E retorno disso, por ora, é quase zero, uma vez que a demanda de carros elétricos está engatinhando na maioria dos mercados mundiais e o autônomo ainda vai demorar para chegar às lojas.
Fábricas ociosas
A saída para fomentar essa nova mobilidade e recuperar a saúde financeira com as crises recentes é enxugar parte das atividades, especialmente as mais antigas, e fechar unidades ociosas pelo planeta.
A GM anunciou o fim de pelo menos uma dezena de fábricas nos EUA, Canadá, Coreia do Sul e Austrália. A de São José dos Campos (SP) corria o risco de ter o mesmo fim caso os funcionários não fizessem concessões em seus direitos e benefícios.

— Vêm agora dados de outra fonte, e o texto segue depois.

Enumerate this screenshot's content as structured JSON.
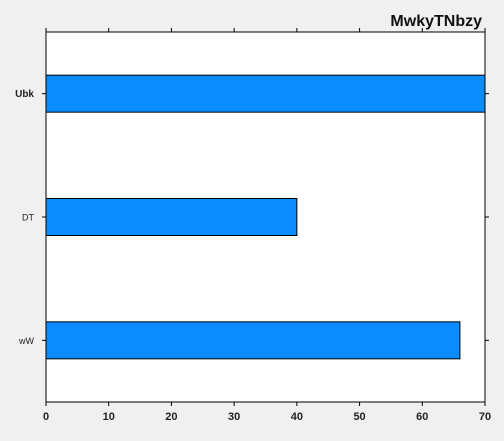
{
  "chart_data": {
    "type": "bar",
    "orientation": "horizontal",
    "title": "MwkyTNbzy",
    "categories": [
      "Ubk",
      "DT",
      "wW"
    ],
    "values": [
      70,
      40,
      66
    ],
    "xlim": [
      0,
      70
    ],
    "xticks": [
      0,
      10,
      20,
      30,
      40,
      50,
      60,
      70
    ],
    "bar_color": "#0a8cff",
    "grid": false,
    "legend": "none"
  }
}
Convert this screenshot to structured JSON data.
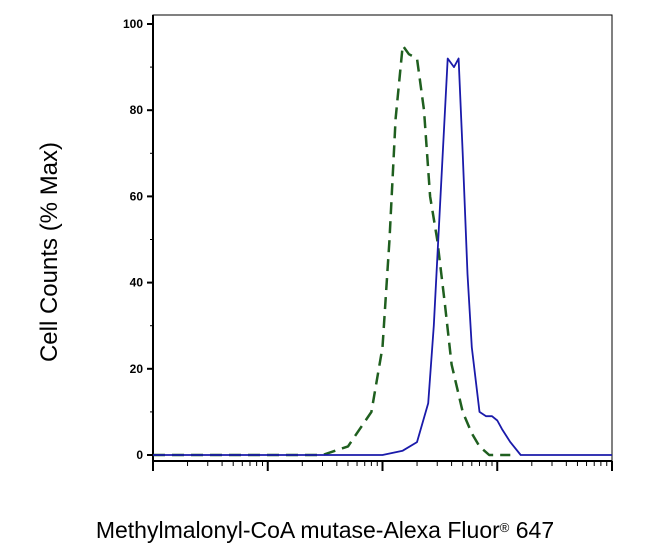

No interior paulista são feitas apenas a picape S10 e o SUV Trailblazer e é uma das plantas brasileiras que contribuem para o porcentual de 41% de capacidade ociosa na fabricação de automóveis leves no país. No segmento veículos pesados, esse índice sobe para 68%.
A unidade da Ford em São Bernardo era outra que engrossava essa lista. Trabalhava em turno único, alternando ociosidade e produção. Tinha dias que fazia o Fiesta, em outros os caminhões da linha Cargo e da Série F (leve e semileves).
Aliás, era um dos poucos mercados que ainda produzia caminhões da marca norte-americana. “Seria necessário investir uma quantia expressiva para modernizar a fábrica e atender às demandas do público brasileiros, disse Lyle Watters.
Só por deixar o segmento de caminhões na América do Sul (a fábrica paulista abastecia outros mercados), a Ford prevê um impacto perto de US$ 460 milhões em despesas recorrentes que deixarão sair dos cofres da empresa.
Esse cenário de ociosidade já começa a mudar, mas só por volta de 2025 ele voltará ao patamar de 2010, quando Brasil chegou a ser o quarto maior mercado do mundo.
A unidade da Volkswagen no Paraná era outra com operações pouco lucrativas para a matriz. No ano passado, produziu durante 147 dias e o restante ficou parado. Com a produção do SUV compacto T-Cross desde janeiro, o salto em 2019 será para 252 dias de atividades, com a retomada do segundo turno a partir de abril.
A VW espera voltar a lucrar com a operação brasileira. Só nos dois últimos anos, a empresa fez um investimento de R$ 7 bilhões no país. E já projeta um novo ciclo de investimentos a partir de 2020.
A GM teria admitido realizar um aporte de R$ 10 bilhões a partir de 2020, sendo R$ 5 bilhões para a modernização e produção da nova geração da S10 em São José dos Campos.
O ciclo atual de investimentos da ordem de R$ 13 bilhões foi aplicado na fábrica de Gravataí (RS), que fará a próxima geração de Onix e Prisma, na de motores, em Joinville (SC) , na de São Caetano do Sul (SP), que é a sede para as operações na América Latina, além da unidade na Argentina.
A Ford continuará sua fase de enxugamento de gastos na região sul-americana, mas manterá a planta de Camaçari (BA) para carros, a de Taubaté (SP) para motores e a de Pacheco (Argentina) para picapes.
Ou seja, essas fábricas terão vida longa, recebendo aportes na modernização para produzirem novos produtos.